2:27 pm Sep. 28, 20111
News interest in the demonstrators presently camping out in a park in the Financial District appears to have increased after a high-ranking police officer was caught on camera apparently pepper-spraying a pair of protesters Sunday.
But that hasn't quite dispersed the general aura of discontent with "mainstream media" on Twitter and Facebook suggesting that the press is ignoring the demonstrations.
The idea that there is a media blackout has gained appeal on the left with support from Michael Moore and Keith Olbermann, who said on the Sept. 21 edition of his primetime show on Current TV: "The majority of the media is ignoring the public uprising."
In fact, an (admittedly unscientific) survey of news organizations suggests the protest, despite lacking any clear goal or purpose (that's by design), has been making headlines since it began on Sept. 17.
A Nexis query for "Occupy Wall Street" yielded 428 results as of press time, including 248 items that appeared on blogs, 71 in newspapers, 63 on the wires, 31 in "web-based publications," 18 as news transcripts, nine as "aggregate news sources," one in the industry trade press and one in a legal news publication. Google News has indexed more than 2,000 articles between Sept. 17 and today.
"The impact of the struggling economy has been, I would say, our most important story," said Mike Oreskes, the Associated Press' senior managing editor for U.S. news. "These protests are obviously one slice of that story, and we have followed them steadily." The A.P. has published 30 photos, a half-dozen or so stories and at least one video report since Sept. 17.
A spokeswoman for The New York Times pointed us to four* articles from the print edition, one letter-to-the-editor, one photo slideshow and 10 City Room blog posts—the first of which was published on Sept. 17—about the Occupy Wall Street events.
"We have covered it in print and online with both stories and video," said Ashley Huston, a spokesperson for The Wall Street Journal. "A couple of different angles include a look at a rarely used mask statute the NYPD used to arrest protestors as well as Monday’s story on Brookfield Properties’ dilemma of hosting protestors."
As for TV outlets, CNN first picked up the story Sept. 17 via one of its CNNMoney.com reporters, who has appeared on the air multiple times to discuss her reporting, according to a network spokeswoman. The spokeswoman told Capital: "Across CNN U.S., it’s been on 'Newsroom,' 'The Situation Room' and 'Piers Morgan Tonight,' and it’s also been across programs on CNN International."
Fox News has been all over the story as well, having covered it on-air at least seven times between Saturday and Tuesday, a spokeswoman said, plus additional dispatches on FoxNews.com and a visit to Zuccotti Park on Friday by "Red Eye" producer Bill Schulz. (It should be noted that "Red Eye" is not exactly a news program, and this visit was arguably as much a skit as a report.)
Is it top news?

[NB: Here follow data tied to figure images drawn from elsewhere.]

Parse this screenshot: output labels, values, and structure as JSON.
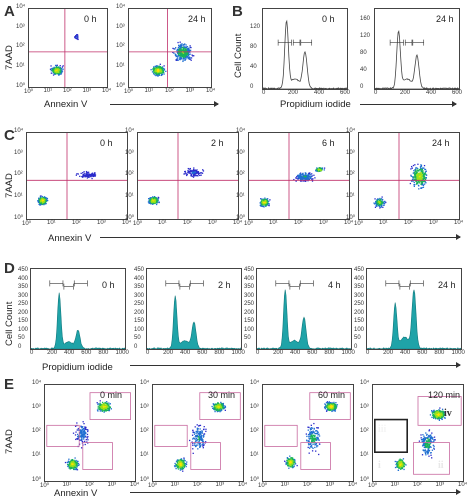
{
  "panels": {
    "A": {
      "letter": "A",
      "ylabel": "7AAD",
      "xlabel": "Annexin V",
      "plots": [
        {
          "time": "0 h"
        },
        {
          "time": "24 h"
        }
      ]
    },
    "B": {
      "letter": "B",
      "ylabel": "Cell Count",
      "xlabel": "Propidium iodide",
      "plots": [
        {
          "time": "0 h",
          "yticks": [
            "0",
            "40",
            "80",
            "120"
          ],
          "xticks": [
            "0",
            "200",
            "400",
            "600"
          ]
        },
        {
          "time": "24 h",
          "yticks": [
            "0",
            "40",
            "80",
            "120",
            "160"
          ],
          "xticks": [
            "0",
            "200",
            "400",
            "600"
          ]
        }
      ]
    },
    "C": {
      "letter": "C",
      "ylabel": "7AAD",
      "xlabel": "Annexin V",
      "plots": [
        {
          "time": "0 h"
        },
        {
          "time": "2 h"
        },
        {
          "time": "6 h"
        },
        {
          "time": "24 h"
        }
      ]
    },
    "D": {
      "letter": "D",
      "ylabel": "Cell Count",
      "xlabel": "Propidium iodide",
      "yticks": [
        "0",
        "50",
        "100",
        "150",
        "200",
        "250",
        "300",
        "350",
        "400",
        "450"
      ],
      "xticks": [
        "0",
        "200",
        "400",
        "600",
        "800",
        "1000"
      ],
      "plots": [
        {
          "time": "0 h"
        },
        {
          "time": "2 h"
        },
        {
          "time": "4 h"
        },
        {
          "time": "24 h"
        }
      ]
    },
    "E": {
      "letter": "E",
      "ylabel": "7AAD",
      "xlabel": "Annexin V",
      "plots": [
        {
          "time": "0 min"
        },
        {
          "time": "30 min"
        },
        {
          "time": "60 min"
        },
        {
          "time": "120 min"
        }
      ],
      "quadrants": [
        "i",
        "ii",
        "iii",
        "iv"
      ]
    }
  },
  "log_ticks": [
    "10⁰",
    "10¹",
    "10²",
    "10³",
    "10⁴"
  ],
  "colors": {
    "hist_fill": "#1fa3a8",
    "quad_line": "#c0306a",
    "density_hot": "#ffd200"
  }
}
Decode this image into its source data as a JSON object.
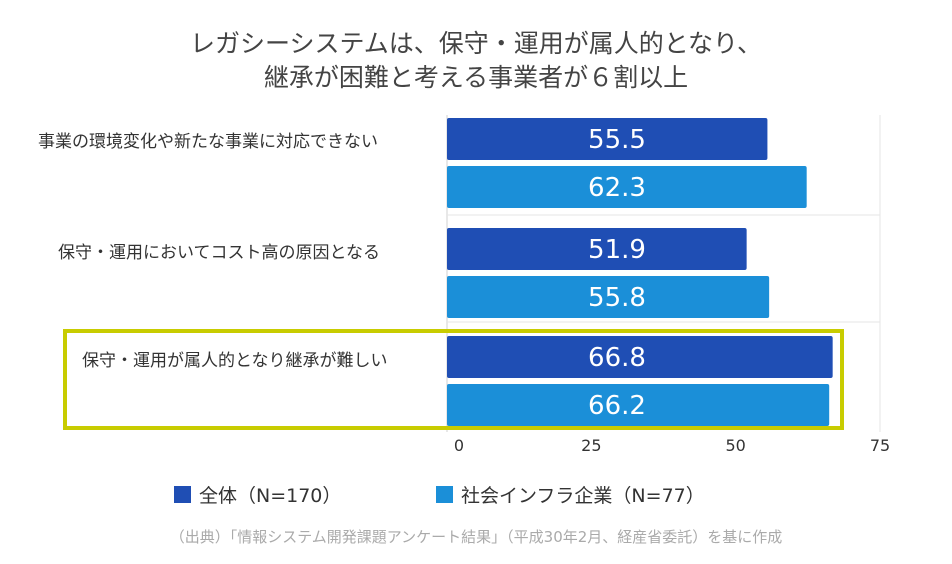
{
  "title_line1": "レガシーシステムは、保守・運用が属人的となり、",
  "title_line2": "継承が困難と考える事業者が６割以上",
  "legend": [
    {
      "label": "全体（N=170）",
      "color": "#1f4eb4"
    },
    {
      "label": "社会インフラ企業（N=77）",
      "color": "#1b8fd8"
    }
  ],
  "source": "（出典）「情報システム開発課題アンケート結果」（平成30年2月、経産省委託）を基に作成",
  "chart_data": {
    "type": "bar",
    "orientation": "horizontal",
    "categories": [
      "事業の環境変化や新たな事業に対応できない",
      "保守・運用においてコスト高の原因となる",
      "保守・運用が属人的となり継承が難しい"
    ],
    "series": [
      {
        "name": "全体（N=170）",
        "values": [
          55.5,
          51.9,
          66.8
        ],
        "color": "#1f4eb4"
      },
      {
        "name": "社会インフラ企業（N=77）",
        "values": [
          62.3,
          55.8,
          66.2
        ],
        "color": "#1b8fd8"
      }
    ],
    "xlim": [
      0,
      75
    ],
    "xticks": [
      0,
      25,
      50,
      75
    ],
    "highlighted_category": "保守・運用が属人的となり継承が難しい",
    "legend_position": "bottom",
    "grid": true
  }
}
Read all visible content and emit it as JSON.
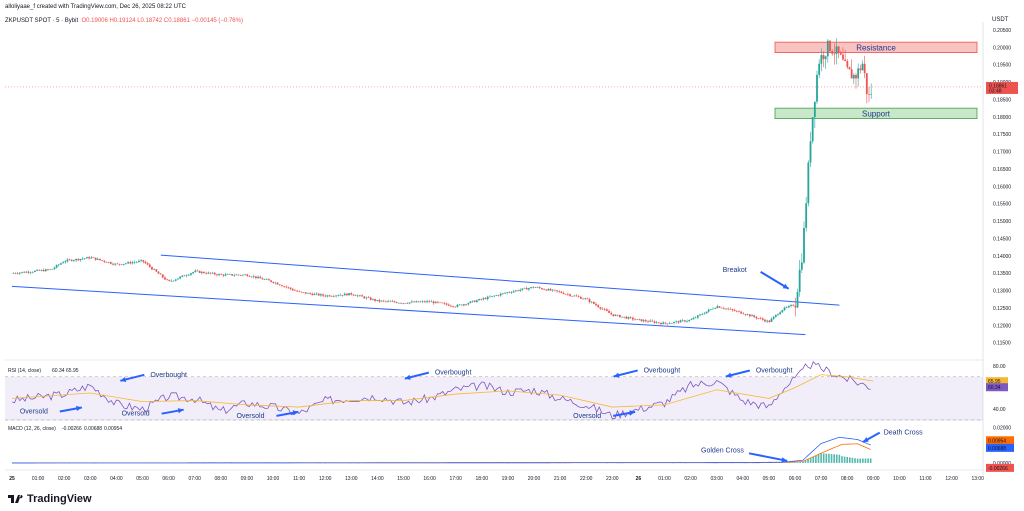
{
  "header": {
    "caption": "alloliyaae_f created with TradingView.com, Dec 26, 2025 08:22 UTC",
    "symbol": "ZKPUSDT SPOT · 5 · Bybit",
    "ohlc": "O0.19006  H0.19124  L0.18742  C0.18861  −0.00145 (−0.76%)",
    "currency": "USDT"
  },
  "brand": {
    "label": "TradingView"
  },
  "colors": {
    "up": "#26a69a",
    "down": "#ef5350",
    "channel": "#2962ff",
    "rsi": "#7e57c2",
    "rsi_ma": "#f7b733",
    "macd": "#2962ff",
    "signal": "#ff6d00",
    "arrow": "#2962ff"
  },
  "chart_data": [
    {
      "type": "candlestick",
      "title": "ZKPUSDT SPOT · 5 · Bybit",
      "ylim": [
        0.11,
        0.205
      ],
      "y_ticks": [
        "0.20500",
        "0.20000",
        "0.19500",
        "0.19000",
        "0.18500",
        "0.18000",
        "0.17500",
        "0.17000",
        "0.16500",
        "0.16000",
        "0.15500",
        "0.15000",
        "0.14500",
        "0.14000",
        "0.13500",
        "0.13000",
        "0.12500",
        "0.12000",
        "0.11500"
      ],
      "x_ticks": [
        "25",
        "01:00",
        "02:00",
        "03:00",
        "04:00",
        "05:00",
        "06:00",
        "07:00",
        "08:00",
        "09:00",
        "10:00",
        "11:00",
        "12:00",
        "13:00",
        "14:00",
        "15:00",
        "16:00",
        "17:00",
        "18:00",
        "19:00",
        "20:00",
        "21:00",
        "22:00",
        "23:00",
        "26",
        "01:00",
        "02:00",
        "03:00",
        "04:00",
        "05:00",
        "06:00",
        "07:00",
        "08:00",
        "09:00",
        "10:00",
        "11:00",
        "12:00",
        "13:00"
      ],
      "price_path": [
        [
          0,
          0.135
        ],
        [
          1.5,
          0.136
        ],
        [
          2,
          0.1385
        ],
        [
          3,
          0.1395
        ],
        [
          4,
          0.1375
        ],
        [
          5,
          0.1385
        ],
        [
          5.5,
          0.1355
        ],
        [
          6,
          0.1325
        ],
        [
          7,
          0.1355
        ],
        [
          8,
          0.1345
        ],
        [
          9,
          0.1345
        ],
        [
          10,
          0.1325
        ],
        [
          11,
          0.1295
        ],
        [
          12,
          0.1285
        ],
        [
          13,
          0.129
        ],
        [
          14,
          0.127
        ],
        [
          15,
          0.1265
        ],
        [
          16,
          0.1268
        ],
        [
          17,
          0.1255
        ],
        [
          18,
          0.1275
        ],
        [
          19,
          0.1295
        ],
        [
          20,
          0.131
        ],
        [
          21,
          0.1295
        ],
        [
          22,
          0.1275
        ],
        [
          23,
          0.123
        ],
        [
          24,
          0.1215
        ],
        [
          25,
          0.1205
        ],
        [
          26,
          0.1215
        ],
        [
          27,
          0.1255
        ],
        [
          28,
          0.1235
        ],
        [
          29,
          0.121
        ],
        [
          29.5,
          0.1245
        ],
        [
          30,
          0.126
        ],
        [
          30.3,
          0.142
        ],
        [
          30.6,
          0.175
        ],
        [
          30.9,
          0.196
        ],
        [
          31.3,
          0.2005
        ],
        [
          31.7,
          0.1975
        ],
        [
          32,
          0.193
        ],
        [
          32.3,
          0.1915
        ],
        [
          32.6,
          0.1955
        ],
        [
          32.8,
          0.185
        ],
        [
          33,
          0.1886
        ]
      ],
      "current_price": "0.18861",
      "price_tag_sub": "03:48",
      "zones": [
        {
          "label": "Resistance",
          "low": 0.1985,
          "high": 0.2015
        },
        {
          "label": "Support",
          "low": 0.1795,
          "high": 0.1825
        }
      ],
      "channel": [
        {
          "x": [
            5.7,
            31.7
          ],
          "y": [
            0.1402,
            0.1258
          ]
        },
        {
          "x": [
            0,
            30.4
          ],
          "y": [
            0.1312,
            0.1173
          ]
        }
      ],
      "annotations": [
        {
          "text": "Breakot",
          "x": 28.3,
          "y": 0.1345
        }
      ]
    },
    {
      "type": "line",
      "title": "RSI (14, close)",
      "legend_values": [
        "60.34",
        "65.95"
      ],
      "ylim": [
        30,
        80
      ],
      "y_ticks": [
        "80.00",
        "40.00"
      ],
      "band": [
        30,
        70
      ],
      "axis_badges": [
        "65.95",
        "60.34"
      ],
      "rsi_path": [
        [
          0,
          48
        ],
        [
          2,
          54
        ],
        [
          3,
          62
        ],
        [
          4,
          45
        ],
        [
          5,
          40
        ],
        [
          6,
          52
        ],
        [
          7,
          50
        ],
        [
          8,
          38
        ],
        [
          9,
          46
        ],
        [
          10,
          42
        ],
        [
          11,
          36
        ],
        [
          12,
          48
        ],
        [
          14,
          52
        ],
        [
          15,
          46
        ],
        [
          16,
          50
        ],
        [
          17,
          58
        ],
        [
          18,
          62
        ],
        [
          19,
          56
        ],
        [
          20,
          58
        ],
        [
          21,
          50
        ],
        [
          22,
          44
        ],
        [
          23,
          34
        ],
        [
          24,
          40
        ],
        [
          25,
          46
        ],
        [
          26,
          62
        ],
        [
          27,
          66
        ],
        [
          28,
          48
        ],
        [
          29,
          42
        ],
        [
          29.5,
          58
        ],
        [
          30.2,
          72
        ],
        [
          30.5,
          82
        ],
        [
          31,
          78
        ],
        [
          32,
          68
        ],
        [
          33,
          60
        ]
      ],
      "rsi_ma_path": [
        [
          0,
          50
        ],
        [
          3,
          55
        ],
        [
          5,
          47
        ],
        [
          7,
          48
        ],
        [
          9,
          44
        ],
        [
          11,
          42
        ],
        [
          13,
          48
        ],
        [
          15,
          48
        ],
        [
          17,
          54
        ],
        [
          19,
          57
        ],
        [
          21,
          53
        ],
        [
          23,
          42
        ],
        [
          25,
          44
        ],
        [
          27,
          58
        ],
        [
          29,
          50
        ],
        [
          30,
          60
        ],
        [
          31,
          72
        ],
        [
          32,
          70
        ],
        [
          33,
          66
        ]
      ],
      "annotations": [
        {
          "text": "Overbought",
          "x": 5.3,
          "y": 70
        },
        {
          "text": "Oversold",
          "x": 0.3,
          "y": 36
        },
        {
          "text": "Oversold",
          "x": 4.2,
          "y": 34
        },
        {
          "text": "Oversold",
          "x": 8.6,
          "y": 32
        },
        {
          "text": "Overbought",
          "x": 16.2,
          "y": 72
        },
        {
          "text": "Oversold",
          "x": 21.5,
          "y": 32
        },
        {
          "text": "Overbought",
          "x": 24.2,
          "y": 74
        },
        {
          "text": "Overbought",
          "x": 28.5,
          "y": 74
        }
      ]
    },
    {
      "type": "line",
      "title": "MACD (12, 26, close)",
      "legend_values": [
        "-0.00266",
        "0.00688",
        "0.00954"
      ],
      "y_ticks": [
        "0.02000",
        "0.00000"
      ],
      "axis_badges": [
        "0.00954",
        "0.00688",
        "-0.00266"
      ],
      "macd_path": [
        [
          0,
          0
        ],
        [
          28,
          0.0002
        ],
        [
          29.5,
          0.0004
        ],
        [
          30.3,
          0.0015
        ],
        [
          31,
          0.011
        ],
        [
          31.7,
          0.0145
        ],
        [
          32.4,
          0.0132
        ],
        [
          33,
          0.0095
        ]
      ],
      "signal_path": [
        [
          0,
          0
        ],
        [
          28,
          0.0001
        ],
        [
          29.5,
          0.0003
        ],
        [
          30.3,
          0.0008
        ],
        [
          31,
          0.0055
        ],
        [
          31.8,
          0.0105
        ],
        [
          32.4,
          0.0108
        ],
        [
          33,
          0.0069
        ]
      ],
      "annotations": [
        {
          "text": "Golden Cross",
          "x": 26.4,
          "y": 0.006
        },
        {
          "text": "Death Cross",
          "x": 33.4,
          "y": 0.016
        }
      ]
    }
  ]
}
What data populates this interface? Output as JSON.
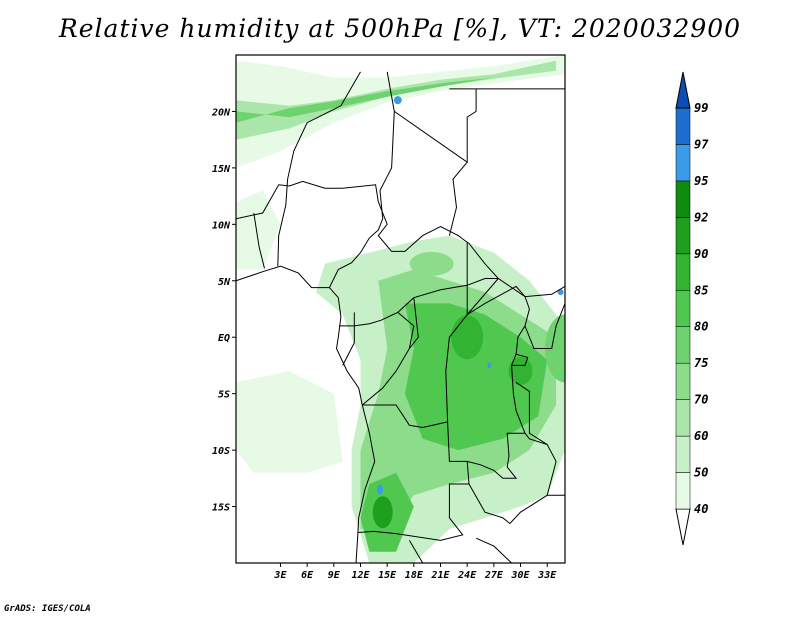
{
  "title": "Relative humidity at 500hPa [%], VT: 2020032900",
  "credit": "GrADS: IGES/COLA",
  "map": {
    "lon_range": [
      -2,
      35
    ],
    "lat_range": [
      -20,
      25
    ],
    "x_ticks": [
      {
        "value": 3,
        "label": "3E"
      },
      {
        "value": 6,
        "label": "6E"
      },
      {
        "value": 9,
        "label": "9E"
      },
      {
        "value": 12,
        "label": "12E"
      },
      {
        "value": 15,
        "label": "15E"
      },
      {
        "value": 18,
        "label": "18E"
      },
      {
        "value": 21,
        "label": "21E"
      },
      {
        "value": 24,
        "label": "24E"
      },
      {
        "value": 27,
        "label": "27E"
      },
      {
        "value": 30,
        "label": "30E"
      },
      {
        "value": 33,
        "label": "33E"
      }
    ],
    "y_ticks": [
      {
        "value": 20,
        "label": "20N"
      },
      {
        "value": 15,
        "label": "15N"
      },
      {
        "value": 10,
        "label": "10N"
      },
      {
        "value": 5,
        "label": "5N"
      },
      {
        "value": 0,
        "label": "EQ"
      },
      {
        "value": -5,
        "label": "5S"
      },
      {
        "value": -10,
        "label": "10S"
      },
      {
        "value": -15,
        "label": "15S"
      }
    ]
  },
  "colorbar": {
    "levels": [
      "40",
      "50",
      "60",
      "70",
      "75",
      "80",
      "85",
      "90",
      "92",
      "95",
      "97",
      "99"
    ],
    "colors": [
      "#ffffff",
      "#e6fae6",
      "#c8f0c8",
      "#aae6aa",
      "#8cdc8c",
      "#6ed26e",
      "#50c850",
      "#32b432",
      "#1ea01e",
      "#0f8c0f",
      "#3c9be6",
      "#1e6ed2",
      "#0a50b4"
    ]
  }
}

No.
"Based on our data, the story thus far hasn’t seemed to gain any real traction in the mainstream media," said Mark Jurkowitz of PEW's Project for Excellence in Journalism, whose weekly news index tracks coverage trends.
That data, however, is based on a sample of 50 U.S. news outlets; the sample only counts front-page newspaper articles and focuses on the prime-time hours for TV. Which is to say that Occupy Wall Street has not made PEJ's index buzz the way stories like the state of the economy, the presidential race or natural disasters tend to do.
"If this had really become a major story, it would have shown up more prominently in our sample," said Jurkowitz.
But should it have?
As NPR's executive news director, Dick Meyer, told his ombudsman when asked to comment on the network's perceived lack of coverage: "The recent protests on Wall Street did not involve large numbers of people, prominent people, a great disruption or an especially clear objective."
As for the spike that followed the pepper spray video? In a piece on this website, Matthew Wolfe recorded one protester saying last week, "I figure, worst comes to worst, someone's going to get beaten and then it's going on the news. They can give 'em bad publicity, but they'll still get the name out. That's their Phase One, getting their name out."
Phase One, accomplished.
Occupy Wall Street's press contact hasn't yet responded to a request for comment.
*We added one more print article to the Times tally.